Patient: 15-year-old girl with a swollen chin
Diagnosis: Necrotic Pulp with Acute Apical Abscess
A few years ago, a 15-year-old girl walked into my office with her mom. When she was 9, the girl fell at a playground and hit her chin. It hurt at the time, but she shrugged it off since there were no visible, immediate repercussions. Every now and then over the following years, the area would swell, but then it would go back down. She thought she was fine since she had no pain.
Little did she know that the impact from the trauma had caused the nerves of those teeth to die. Slowly, the bone around the teeth started to respond and to resorb. All this damage happened without her feeling a thing.
On this day, the swelling had gotten too large to ignore, so she came to my office. When I met her, the swelling was the size of a golf ball protruding from her chin. I took an x-ray to see if I could clearly find the offending tooth, and that’s when I saw that there was virtually no more bone left around these teeth.
A positive outcome starts with a solid diagnosis.
Before I did anything else, I started my standard diagnosis protocol.

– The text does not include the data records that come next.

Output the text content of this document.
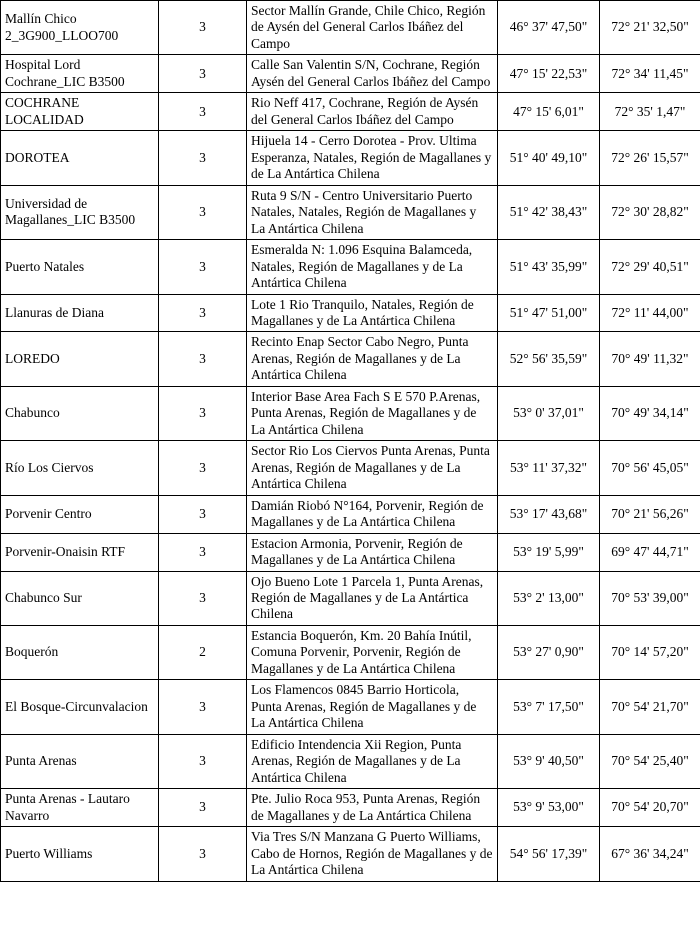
Mallín Chico 2_3G900_LLOO700	3	Sector Mallín Grande, Chile Chico, Región de Aysén del General Carlos Ibáñez del Campo	46° 37' 47,50"	72° 21' 32,50"
Hospital Lord Cochrane_LIC B3500	3	Calle San Valentin S/N, Cochrane, Región Aysén del General Carlos Ibáñez del Campo	47° 15' 22,53"	72° 34' 11,45"
COCHRANE LOCALIDAD	3	Rio Neff 417, Cochrane, Región de Aysén del General Carlos Ibáñez del Campo	47° 15' 6,01"	72° 35' 1,47"
DOROTEA	3	Hijuela 14 - Cerro Dorotea - Prov. Ultima Esperanza, Natales, Región de Magallanes y de La Antártica Chilena	51° 40' 49,10"	72° 26' 15,57"
Universidad de Magallanes_LIC B3500	3	Ruta 9 S/N - Centro Universitario Puerto Natales, Natales, Región de Magallanes y La Antártica Chilena	51° 42' 38,43"	72° 30' 28,82"
Puerto Natales	3	Esmeralda N: 1.096 Esquina Balamceda, Natales, Región de Magallanes y de La Antártica Chilena	51° 43' 35,99"	72° 29' 40,51"
Llanuras de Diana	3	Lote 1 Rio Tranquilo, Natales, Región de Magallanes y de La Antártica Chilena	51° 47' 51,00"	72° 11' 44,00"
LOREDO	3	Recinto Enap Sector Cabo Negro, Punta Arenas, Región de Magallanes y de La Antártica Chilena	52° 56' 35,59"	70° 49' 11,32"
Chabunco	3	Interior Base Area Fach S E 570 P.Arenas, Punta Arenas, Región de Magallanes y de La Antártica Chilena	53° 0' 37,01"	70° 49' 34,14"
Río Los Ciervos	3	Sector Rio Los Ciervos Punta Arenas, Punta Arenas, Región de Magallanes y de La Antártica Chilena	53° 11' 37,32"	70° 56' 45,05"
Porvenir Centro	3	Damián Riobó N°164, Porvenir, Región de Magallanes y de La Antártica Chilena	53° 17' 43,68"	70° 21' 56,26"
Porvenir-Onaisin RTF	3	Estacion Armonia, Porvenir, Región de Magallanes y de La Antártica Chilena	53° 19' 5,99"	69° 47' 44,71"
Chabunco Sur	3	Ojo Bueno Lote 1 Parcela 1, Punta Arenas, Región de Magallanes y de La Antártica Chilena	53° 2' 13,00"	70° 53' 39,00"
Boquerón	2	Estancia Boquerón, Km. 20 Bahía Inútil, Comuna Porvenir, Porvenir, Región de Magallanes y de La Antártica Chilena	53° 27' 0,90"	70° 14' 57,20"
El Bosque-Circunvalacion	3	Los Flamencos 0845 Barrio Horticola, Punta Arenas, Región de Magallanes y de La Antártica Chilena	53° 7' 17,50"	70° 54' 21,70"
Punta Arenas	3	Edificio Intendencia Xii Region, Punta Arenas, Región de Magallanes y de La Antártica Chilena	53° 9' 40,50"	70° 54' 25,40"
Punta Arenas - Lautaro Navarro	3	Pte. Julio Roca 953, Punta Arenas, Región de Magallanes y de La Antártica Chilena	53° 9' 53,00"	70° 54' 20,70"
Puerto Williams	3	Via Tres S/N Manzana G Puerto Williams, Cabo de Hornos, Región de Magallanes y de La Antártica Chilena	54° 56' 17,39"	67° 36' 34,24"
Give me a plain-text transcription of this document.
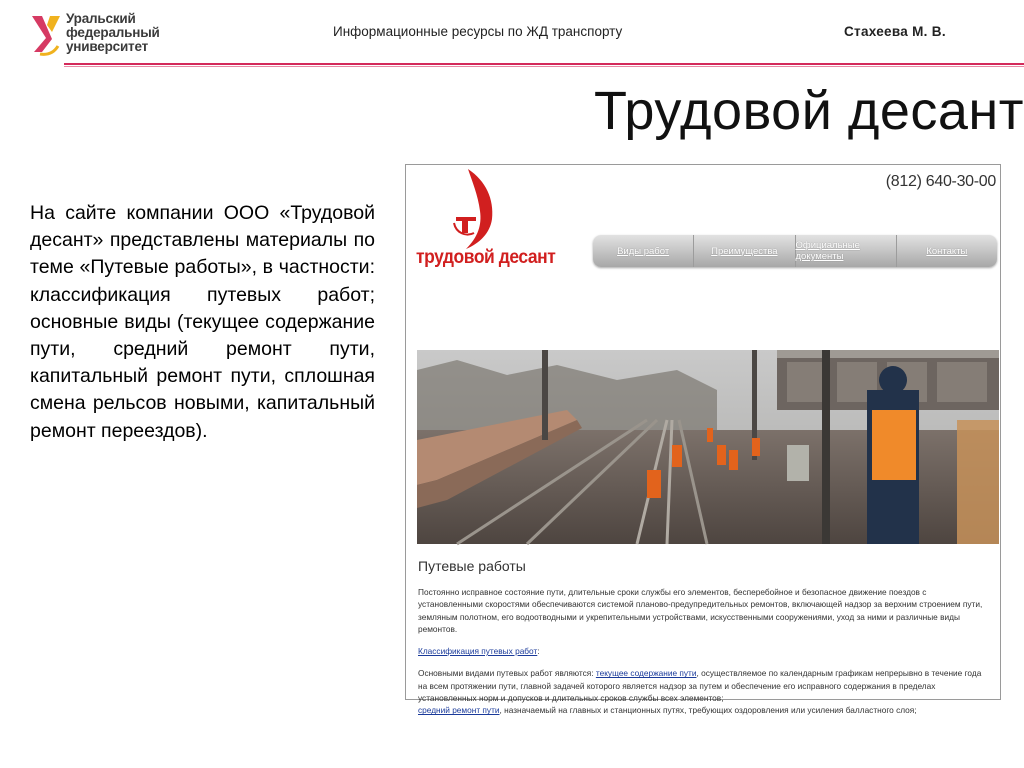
Уральский
федеральный
университет
Информационные ресурсы по ЖД транспорту	Стахеева М. В.
Трудовой десант
На сайте компании ООО «Трудовой десант» представлены материалы по теме «Путевые работы», в частности: классификация путевых работ; основные виды (текущее содержание пути, средний ремонт пути, капитальный ремонт пути, сплошная смена рельсов новыми, капитальный ремонт переездов).
(812) 640-30-00
трудовой десант	Виды работ	Преимущества	Официальные документы	Контакты
Путевые работы
Постоянно исправное состояние пути, длительные сроки службы его элементов, бесперебойное и безопасное движение поездов с установленными скоростями обеспечиваются системой планово-предупредительных ремонтов, включающей надзор за верхним строением пути, земляным полотном, его водоотводными и укрепительными устройствами, искусственными сооружениями, уход за ними и различные виды ремонтов.
Классификация путевых работ:
Основными видами путевых работ являются: текущее содержание пути, осуществляемое по календарным графикам непрерывно в течение года на всем протяжении пути, главной задачей которого является надзор за путем и обеспечение его исправного содержания в пределах установленных норм и допусков и длительных сроков службы всех элементов;
средний ремонт пути, назначаемый на главных и станционных путях, требующих оздоровления или усиления балластного слоя;
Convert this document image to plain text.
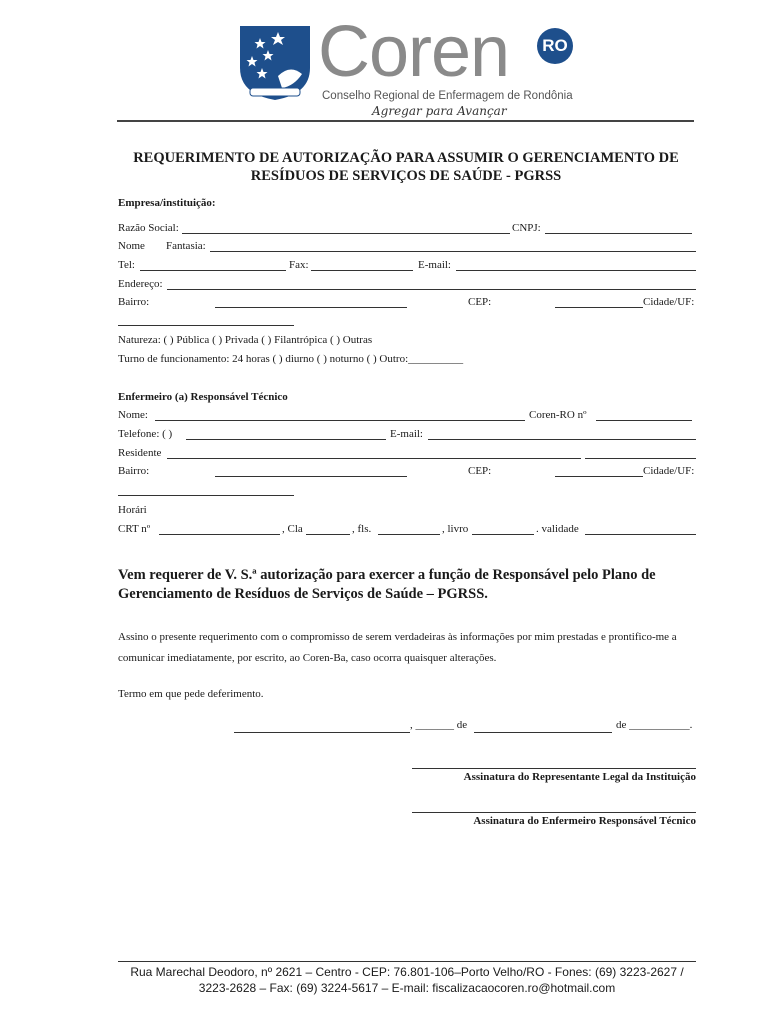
Coren	RO
Conselho Regional de Enfermagem de Rondônia
Agregar para Avançar
REQUERIMENTO DE AUTORIZAÇÃO PARA ASSUMIR O GERENCIAMENTO DE RESÍDUOS DE SERVIÇOS DE SAÚDE - PGRSS
Empresa/instituição:
Razão Social:	CNPJ:
Nome Fantasia:
Tel:	Fax:	E-mail:
Endereço:
Bairro:	CEP:	Cidade/UF:
Natureza: ( ) Pública ( ) Privada ( ) Filantrópica ( ) Outras
Turno de funcionamento: 24 horas ( ) diurno ( ) noturno ( ) Outro:__________
Enfermeiro (a) Responsável Técnico
Nome:	Coren-RO nº
Telefone: ( )	E-mail:
Residente
Bairro:	CEP:	Cidade/UF:
Horári
CRT nº	, Cla	, fls.	, livro	. validade
Vem requerer de V. S.ª autorização para exercer a função de Responsável pelo Plano de Gerenciamento de Resíduos de Serviços de Saúde – PGRSS.
Assino o presente requerimento com o compromisso de serem verdadeiras às informações por mim prestadas e prontifico-me a comunicar imediatamente, por escrito, ao Coren-Ba, caso ocorra quaisquer alterações.
Termo em que pede deferimento.
, _______ de	de ___________.
Assinatura do Representante Legal da Instituição
Assinatura do Enfermeiro Responsável Técnico
Rua Marechal Deodoro, nº 2621 – Centro - CEP: 76.801-106–Porto Velho/RO - Fones: (69) 3223-2627 /
3223-2628 – Fax: (69) 3224-5617 – E-mail: fiscalizacaocoren.ro@hotmail.com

I found the teeth were not mobile, believe it or not, and tooth #25 was extremely tender to percussion. The remaining anterior teeth were also slightly tender to percussion. None of the teeth responded to cold.
That gave me everything I needed for my diagnosis: Necrotic Pulp with Acute Apical Abscess of tooth #25.
I wanted to really identify the true extent of the lesion, so I took a cone beam for some additional imaging. Here is what I saw:
It was amazing to me that these teeth had no mobility. One wrong bite, and this poor girl could have fractured her mandible.
Solid diagnoses yield smart treatments.
With a diagnosis in hand, I started emergency treatment on her that day. Since walk-ins like this are really a squeeze into an everyday schedule, I believed I could only start one tooth — tooth #25. At the time, I knew that treatment on all four teeth was the probable outcome, and that surgery might also be necessary, due to the size of the periapical lesion. I also knew that, during surgery, it was very possible that the other teeth would devitalize anyway, if they were not necrotic already.
An incision and drainage for tooth #25 was necessary, as were antibiotics (Clindamycin 300mg qid). Upon access, the tooth drained tremendously. Once the tooth was allowed enough time to drain, I cleaned and shaped it, placed calcium hydroxide in the canal, and temporized it.
But the procedure didn’t end there. I ended up treating all four teeth, since they all tested necrotic.
I reviewed proper post op care with my young patient, and I asked her to come in for a follow-up visit in one month. As long as the tooth was dry and no longer draining, I could place the final filling at that time.
Compassion and dedication saves teeth.
Some might think I treated all four teeth for money, but they’d be wrong.
I actually did everything for free. I didn’t get paid a cent for this case.
She and her mother had no money at all, but I couldn’t let her leave my office without care. When I presented the treatment plan, they were about to walk out the door, but I convinced them to stay with the promise of free care.
I was able to find the patient for a 6-month recall, but I lost her after that. Her number had been disconnected.
You have to love Facebook though, because I was able to find her there and reconnect. I offered her $50 to return for an x-ray and an evaluation. A full 2 years after her initial procedure, she came back and this is what I saw.
She got her bone back. And all of it.
To my knowledge, she had no other dental procedures done in the area in the intervening time.
The reason WHY I share this case, is that it always shocks people. “Extraction” is the treatment plan most people would advise in this case, but when the primary etiology is of endodontic origin, you can get your bone back, regardless of the lesion size.
So, don’t forget to cold test, and take time to understand the primary etiology of the disease. If it is due to a necrotic pulp, then once you clean out the tooth, the bone will regenerate and you can give those teeth a chance.
- Extraction doesn’t have to be the answer, even when a lesion is large. If necrotic pulp is the diagnosis, the bone will regenerate and the tooth can be saved.
- Pay attention to your patients’ needs and financial situation. By showing compassion, you can still provide them the best possible treatment.